I’m a state of Virginia boy and hope you can help me as I have an unusual problem with my human parents.
They get angry at me for what I do when I crawl into their bed at night.
You see, I’m just a 2-month-old French bulldog puppy so I don’t understand what I’m doing wrong. I love to sleep between them because it’s so warm and “comfy” there.
I’m quite small and I don’t take up much room. I’m very quiet so I don’t wake them. But they just keep putting me on the floor saying, “Walter, this bed is not for dogs.”
Don’t you just love the name they gave me? I feel so rejected that I want to cry. But I’m single-minded and I don’t give up. Unfortunately, neither do they.
So, Ollie, please help me convince them I really need their bed and I will sleep in my own bed when I get older.
Dear Walter: Uh oh ... once in the bed, always in the bed, and I should know.
Trainers like author Gerilyn Bielakiewicz recommend that no dogs should ever be on the beds or furniture. Young dogs should sleep in a crate or in their own bed — not in bed with the human master. “The humans’ bed is the highest, most special place in the house and should be reserved for humans only,” she says. Nice try.
Dogs see this issue quite differently. They see the bed as a den, sanctuary or retreat. A dog feels safe with his or her humans and the humans, no doubt, feel protected to some extent.
I have always slept with my human parents and so do the other four dogs.

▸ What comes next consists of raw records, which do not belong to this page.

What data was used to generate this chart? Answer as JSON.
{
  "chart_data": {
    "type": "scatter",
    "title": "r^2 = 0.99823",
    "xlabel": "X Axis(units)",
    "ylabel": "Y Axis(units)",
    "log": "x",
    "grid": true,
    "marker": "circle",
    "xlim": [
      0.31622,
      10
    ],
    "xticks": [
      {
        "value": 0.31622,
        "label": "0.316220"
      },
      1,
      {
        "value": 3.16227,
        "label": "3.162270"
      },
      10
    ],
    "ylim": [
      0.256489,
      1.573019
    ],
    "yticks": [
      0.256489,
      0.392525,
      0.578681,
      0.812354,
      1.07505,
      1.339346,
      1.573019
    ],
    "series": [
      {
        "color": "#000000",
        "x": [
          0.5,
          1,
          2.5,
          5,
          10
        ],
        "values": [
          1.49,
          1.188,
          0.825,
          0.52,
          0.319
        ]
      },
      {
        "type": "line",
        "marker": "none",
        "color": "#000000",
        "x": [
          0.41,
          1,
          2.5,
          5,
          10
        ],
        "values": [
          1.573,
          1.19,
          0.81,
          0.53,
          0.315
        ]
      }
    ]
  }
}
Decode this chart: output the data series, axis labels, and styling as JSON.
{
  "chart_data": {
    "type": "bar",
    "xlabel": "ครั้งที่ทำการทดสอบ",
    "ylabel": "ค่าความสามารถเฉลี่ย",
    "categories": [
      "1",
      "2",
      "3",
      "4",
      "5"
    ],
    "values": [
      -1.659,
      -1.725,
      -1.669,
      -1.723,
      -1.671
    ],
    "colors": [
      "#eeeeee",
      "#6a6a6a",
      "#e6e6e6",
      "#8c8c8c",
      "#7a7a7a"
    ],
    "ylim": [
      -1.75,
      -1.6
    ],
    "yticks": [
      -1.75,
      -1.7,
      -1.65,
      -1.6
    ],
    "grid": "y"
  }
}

We are small, bathed regularly and are “flea less” not be confused with fearless, and it’s great they have a king-size bed.
We are all housebroken and know our special spot in the bed and sleep only there. We are all older and sleep through the night with the exception of Opie Taylor, who occasionally jumps off the bed in pursuit of a squeaky toy.
So there it is. I have heard humans say the rhythm of a dog breathing while sleeping can be very comforting.
My human parents have a friend named Sharon who raises dogs. She has five. When asked where her dogs sleep, she said three sleep in the bed. Two, she said, sleep in crates on either side of the bed — with the crates also serving as end tables.
I am interested in hearing about who wins the battle of the bed at your house, Walter. You, a comical little guy with bat-like ears and a pug nose, are really just too cute to turn away from the bed.
I believe your humans have already lost the battle. Am I right?